The function A = A0e-0.01386x models the amount in pounds of a particular radioactive material stored in a concrete vault, where x is the number of years since the material was put into the vault. If 500 pounds of the material are initially put into the vault, how many pounds will be left after 140 years?
Amount = 500 e^(-.01386(140))
= 71.823
(my keystrokes on my calculators are as follows:
2nd F
ln
(
.01386
±
x
140
)
=
x
500
=
the 500 pounds represent the Ao in the equation (Ao is the initial amount),, since there is time given (x = 140 years), we can substitute the values directly:
A = Ao*e^(-0.01386x)
A = (500)*e^(-0.01386*140)
A = ?
now plug in these values in calculator and you'll get A~
hope this helps~ :)
To find the amount of the radioactive material left after 140 years, we substitute the value of x = 140 into the given equation.
A = A0e^(-0.01386x)
where A0 is the initial amount of material (500 pounds) and x is the number of years (140 years).
So, the equation becomes:
A = 500e^(-0.01386 * 140)
Now we can calculate the value of A:
A = 500e^(-1.9404)
Using a calculator, the approximate value of e^(-1.9404) is 0.1431.
A ≈ 500 * 0.1431
A ≈ 71.55 pounds
Therefore, approximately 71.55 pounds of the radioactive material will be left after 140 years.

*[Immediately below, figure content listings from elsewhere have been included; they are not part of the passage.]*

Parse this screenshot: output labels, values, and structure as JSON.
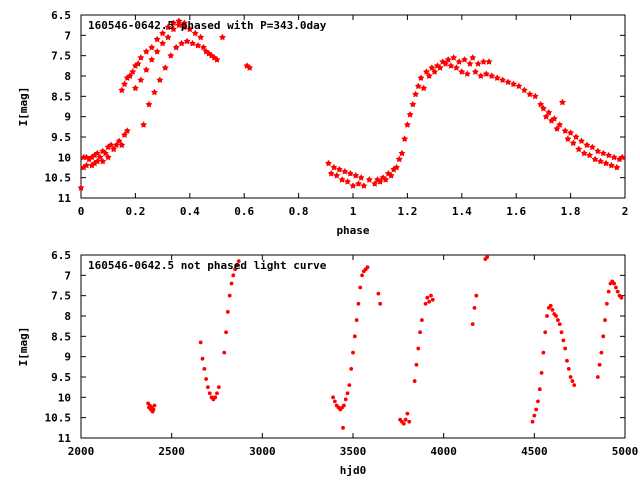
{
  "chart_data": [
    {
      "type": "scatter",
      "title": "160546-0642.5 phased with P=343.0day",
      "xlabel": "phase",
      "ylabel": "I[mag]",
      "xlim": [
        0,
        2
      ],
      "ylim": [
        11,
        6.5
      ],
      "y_inverted": true,
      "grid": false,
      "color": "#ff0000",
      "xticks": [
        "0",
        "0.2",
        "0.4",
        "0.6",
        "0.8",
        "1",
        "1.2",
        "1.4",
        "1.6",
        "1.8",
        "2"
      ],
      "yticks": [
        "6.5",
        "7",
        "7.5",
        "8",
        "8.5",
        "9",
        "9.5",
        "10",
        "10.5",
        "11"
      ],
      "points": [
        [
          0.0,
          10.75
        ],
        [
          0.01,
          10.0
        ],
        [
          0.01,
          10.25
        ],
        [
          0.02,
          10.0
        ],
        [
          0.02,
          10.2
        ],
        [
          0.03,
          10.05
        ],
        [
          0.04,
          10.0
        ],
        [
          0.04,
          10.2
        ],
        [
          0.05,
          9.95
        ],
        [
          0.05,
          10.15
        ],
        [
          0.06,
          9.9
        ],
        [
          0.06,
          10.1
        ],
        [
          0.07,
          10.0
        ],
        [
          0.08,
          9.85
        ],
        [
          0.08,
          10.1
        ],
        [
          0.09,
          9.9
        ],
        [
          0.1,
          9.75
        ],
        [
          0.1,
          10.0
        ],
        [
          0.11,
          9.7
        ],
        [
          0.12,
          9.8
        ],
        [
          0.13,
          9.7
        ],
        [
          0.14,
          9.6
        ],
        [
          0.15,
          9.7
        ],
        [
          0.15,
          8.35
        ],
        [
          0.16,
          9.45
        ],
        [
          0.16,
          8.2
        ],
        [
          0.17,
          9.35
        ],
        [
          0.17,
          8.05
        ],
        [
          0.18,
          8.0
        ],
        [
          0.19,
          7.9
        ],
        [
          0.2,
          8.3
        ],
        [
          0.2,
          7.75
        ],
        [
          0.21,
          7.7
        ],
        [
          0.22,
          8.1
        ],
        [
          0.22,
          7.55
        ],
        [
          0.23,
          9.2
        ],
        [
          0.24,
          7.85
        ],
        [
          0.24,
          7.4
        ],
        [
          0.25,
          8.7
        ],
        [
          0.26,
          7.6
        ],
        [
          0.26,
          7.3
        ],
        [
          0.27,
          8.4
        ],
        [
          0.28,
          7.4
        ],
        [
          0.28,
          7.1
        ],
        [
          0.29,
          8.1
        ],
        [
          0.3,
          7.2
        ],
        [
          0.3,
          6.95
        ],
        [
          0.31,
          7.8
        ],
        [
          0.32,
          7.05
        ],
        [
          0.32,
          6.8
        ],
        [
          0.33,
          7.5
        ],
        [
          0.34,
          6.85
        ],
        [
          0.34,
          6.7
        ],
        [
          0.35,
          7.3
        ],
        [
          0.36,
          6.75
        ],
        [
          0.36,
          6.65
        ],
        [
          0.37,
          7.2
        ],
        [
          0.38,
          6.8
        ],
        [
          0.38,
          6.7
        ],
        [
          0.39,
          7.15
        ],
        [
          0.4,
          6.85
        ],
        [
          0.41,
          7.2
        ],
        [
          0.42,
          6.95
        ],
        [
          0.43,
          7.25
        ],
        [
          0.44,
          7.05
        ],
        [
          0.45,
          7.3
        ],
        [
          0.46,
          7.4
        ],
        [
          0.47,
          7.45
        ],
        [
          0.48,
          7.5
        ],
        [
          0.49,
          7.55
        ],
        [
          0.5,
          7.6
        ],
        [
          0.52,
          7.05
        ],
        [
          0.61,
          7.75
        ],
        [
          0.62,
          7.8
        ],
        [
          0.91,
          10.15
        ],
        [
          0.92,
          10.4
        ],
        [
          0.93,
          10.25
        ],
        [
          0.94,
          10.45
        ],
        [
          0.95,
          10.3
        ],
        [
          0.96,
          10.55
        ],
        [
          0.97,
          10.35
        ],
        [
          0.98,
          10.6
        ],
        [
          0.99,
          10.4
        ],
        [
          1.0,
          10.7
        ],
        [
          1.01,
          10.45
        ],
        [
          1.02,
          10.65
        ],
        [
          1.03,
          10.5
        ],
        [
          1.04,
          10.7
        ],
        [
          1.06,
          10.55
        ],
        [
          1.08,
          10.65
        ],
        [
          1.09,
          10.55
        ],
        [
          1.1,
          10.6
        ],
        [
          1.11,
          10.5
        ],
        [
          1.12,
          10.55
        ],
        [
          1.13,
          10.4
        ],
        [
          1.14,
          10.45
        ],
        [
          1.15,
          10.3
        ],
        [
          1.16,
          10.25
        ],
        [
          1.17,
          10.05
        ],
        [
          1.18,
          9.9
        ],
        [
          1.19,
          9.55
        ],
        [
          1.2,
          9.2
        ],
        [
          1.21,
          8.95
        ],
        [
          1.22,
          8.7
        ],
        [
          1.23,
          8.45
        ],
        [
          1.24,
          8.25
        ],
        [
          1.25,
          8.05
        ],
        [
          1.26,
          8.3
        ],
        [
          1.27,
          7.9
        ],
        [
          1.28,
          8.0
        ],
        [
          1.29,
          7.8
        ],
        [
          1.3,
          7.9
        ],
        [
          1.31,
          7.75
        ],
        [
          1.32,
          7.8
        ],
        [
          1.33,
          7.65
        ],
        [
          1.34,
          7.7
        ],
        [
          1.35,
          7.6
        ],
        [
          1.36,
          7.75
        ],
        [
          1.37,
          7.55
        ],
        [
          1.38,
          7.8
        ],
        [
          1.39,
          7.65
        ],
        [
          1.4,
          7.9
        ],
        [
          1.41,
          7.6
        ],
        [
          1.42,
          7.95
        ],
        [
          1.43,
          7.7
        ],
        [
          1.44,
          7.55
        ],
        [
          1.45,
          7.9
        ],
        [
          1.46,
          7.7
        ],
        [
          1.47,
          8.0
        ],
        [
          1.48,
          7.65
        ],
        [
          1.49,
          7.95
        ],
        [
          1.5,
          7.65
        ],
        [
          1.51,
          8.0
        ],
        [
          1.53,
          8.05
        ],
        [
          1.55,
          8.1
        ],
        [
          1.57,
          8.15
        ],
        [
          1.59,
          8.2
        ],
        [
          1.61,
          8.25
        ],
        [
          1.63,
          8.35
        ],
        [
          1.65,
          8.45
        ],
        [
          1.67,
          8.5
        ],
        [
          1.69,
          8.7
        ],
        [
          1.7,
          8.8
        ],
        [
          1.71,
          9.0
        ],
        [
          1.72,
          8.9
        ],
        [
          1.73,
          9.1
        ],
        [
          1.74,
          9.05
        ],
        [
          1.75,
          9.3
        ],
        [
          1.76,
          9.2
        ],
        [
          1.77,
          8.65
        ],
        [
          1.78,
          9.35
        ],
        [
          1.79,
          9.55
        ],
        [
          1.8,
          9.4
        ],
        [
          1.81,
          9.65
        ],
        [
          1.82,
          9.5
        ],
        [
          1.83,
          9.8
        ],
        [
          1.84,
          9.6
        ],
        [
          1.85,
          9.9
        ],
        [
          1.86,
          9.7
        ],
        [
          1.87,
          9.95
        ],
        [
          1.88,
          9.75
        ],
        [
          1.89,
          10.05
        ],
        [
          1.9,
          9.85
        ],
        [
          1.91,
          10.1
        ],
        [
          1.92,
          9.9
        ],
        [
          1.93,
          10.15
        ],
        [
          1.94,
          9.95
        ],
        [
          1.95,
          10.2
        ],
        [
          1.96,
          10.0
        ],
        [
          1.97,
          10.25
        ],
        [
          1.98,
          10.05
        ],
        [
          1.99,
          10.0
        ]
      ]
    },
    {
      "type": "scatter",
      "title": "160546-0642.5 not phased light curve",
      "xlabel": "hjd0",
      "ylabel": "I[mag]",
      "xlim": [
        2000,
        5000
      ],
      "ylim": [
        11,
        6.5
      ],
      "y_inverted": true,
      "grid": false,
      "color": "#ff0000",
      "xticks": [
        "2000",
        "2500",
        "3000",
        "3500",
        "4000",
        "4500",
        "5000"
      ],
      "yticks": [
        "6.5",
        "7",
        "7.5",
        "8",
        "8.5",
        "9",
        "9.5",
        "10",
        "10.5",
        "11"
      ],
      "points": [
        [
          2370,
          10.15
        ],
        [
          2375,
          10.25
        ],
        [
          2380,
          10.2
        ],
        [
          2385,
          10.3
        ],
        [
          2390,
          10.25
        ],
        [
          2395,
          10.35
        ],
        [
          2400,
          10.3
        ],
        [
          2405,
          10.2
        ],
        [
          2660,
          8.65
        ],
        [
          2670,
          9.05
        ],
        [
          2680,
          9.3
        ],
        [
          2690,
          9.55
        ],
        [
          2700,
          9.75
        ],
        [
          2710,
          9.9
        ],
        [
          2720,
          10.0
        ],
        [
          2730,
          10.05
        ],
        [
          2740,
          10.0
        ],
        [
          2750,
          9.9
        ],
        [
          2760,
          9.75
        ],
        [
          2790,
          8.9
        ],
        [
          2800,
          8.4
        ],
        [
          2810,
          7.9
        ],
        [
          2820,
          7.5
        ],
        [
          2830,
          7.2
        ],
        [
          2840,
          7.0
        ],
        [
          2850,
          6.85
        ],
        [
          2860,
          6.75
        ],
        [
          2870,
          6.65
        ],
        [
          3390,
          10.0
        ],
        [
          3400,
          10.1
        ],
        [
          3410,
          10.2
        ],
        [
          3420,
          10.25
        ],
        [
          3430,
          10.3
        ],
        [
          3440,
          10.25
        ],
        [
          3445,
          10.75
        ],
        [
          3450,
          10.2
        ],
        [
          3460,
          10.05
        ],
        [
          3470,
          9.9
        ],
        [
          3480,
          9.7
        ],
        [
          3490,
          9.3
        ],
        [
          3500,
          8.9
        ],
        [
          3510,
          8.5
        ],
        [
          3520,
          8.1
        ],
        [
          3530,
          7.7
        ],
        [
          3540,
          7.3
        ],
        [
          3550,
          7.0
        ],
        [
          3560,
          6.9
        ],
        [
          3570,
          6.85
        ],
        [
          3580,
          6.8
        ],
        [
          3640,
          7.45
        ],
        [
          3650,
          7.7
        ],
        [
          3760,
          10.55
        ],
        [
          3770,
          10.6
        ],
        [
          3780,
          10.65
        ],
        [
          3790,
          10.55
        ],
        [
          3800,
          10.4
        ],
        [
          3810,
          10.6
        ],
        [
          3840,
          9.6
        ],
        [
          3850,
          9.2
        ],
        [
          3860,
          8.8
        ],
        [
          3870,
          8.4
        ],
        [
          3880,
          8.1
        ],
        [
          3900,
          7.7
        ],
        [
          3910,
          7.55
        ],
        [
          3920,
          7.65
        ],
        [
          3930,
          7.5
        ],
        [
          3940,
          7.6
        ],
        [
          4160,
          8.2
        ],
        [
          4170,
          7.8
        ],
        [
          4180,
          7.5
        ],
        [
          4230,
          6.6
        ],
        [
          4240,
          6.55
        ],
        [
          4490,
          10.6
        ],
        [
          4500,
          10.45
        ],
        [
          4510,
          10.3
        ],
        [
          4520,
          10.1
        ],
        [
          4530,
          9.8
        ],
        [
          4540,
          9.4
        ],
        [
          4550,
          8.9
        ],
        [
          4560,
          8.4
        ],
        [
          4570,
          8.0
        ],
        [
          4580,
          7.8
        ],
        [
          4590,
          7.75
        ],
        [
          4600,
          7.85
        ],
        [
          4610,
          7.95
        ],
        [
          4620,
          8.0
        ],
        [
          4630,
          8.1
        ],
        [
          4640,
          8.2
        ],
        [
          4650,
          8.4
        ],
        [
          4660,
          8.6
        ],
        [
          4670,
          8.8
        ],
        [
          4680,
          9.1
        ],
        [
          4690,
          9.3
        ],
        [
          4700,
          9.5
        ],
        [
          4710,
          9.6
        ],
        [
          4720,
          9.7
        ],
        [
          4850,
          9.5
        ],
        [
          4860,
          9.2
        ],
        [
          4870,
          8.9
        ],
        [
          4880,
          8.5
        ],
        [
          4890,
          8.1
        ],
        [
          4900,
          7.7
        ],
        [
          4910,
          7.4
        ],
        [
          4920,
          7.2
        ],
        [
          4930,
          7.15
        ],
        [
          4940,
          7.2
        ],
        [
          4950,
          7.3
        ],
        [
          4960,
          7.4
        ],
        [
          4970,
          7.5
        ],
        [
          4980,
          7.55
        ]
      ]
    }
  ]
}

To find out how many pounds will be left after 140 years, we can plug in the given values into the equation:
A = A0e^(-0.01386x)
Given:
A0 = 500 pounds (initial amount)
x = 140 years (time)
Now we can calculate the remaining amount, A, by substituting these values into the equation:
A = 500e^(-0.01386 * 140)
To calculate this, we need to find the value of e^(-0.01386 * 140) and then multiply it by 500.
To do this, we can use a scientific calculator or an online calculator.
Using a scientific calculator:
- Enter -0.01386 * 140 and note the result.
- Now find e raised to the power of this result.
- Finally, multiply the result by 500 to obtain the remaining amount in pounds.
Using an online calculator:
Many online scientific calculators have an exponentiation function and the constant "e" built-in. Just enter:
- "-0.01386 * 140" in the exponent field,
- Click on the "e^x" or "exp(x)" button to calculate the exponentiation,
- Multiply the result by 500.
After calculating, you will find the remaining amount in pounds.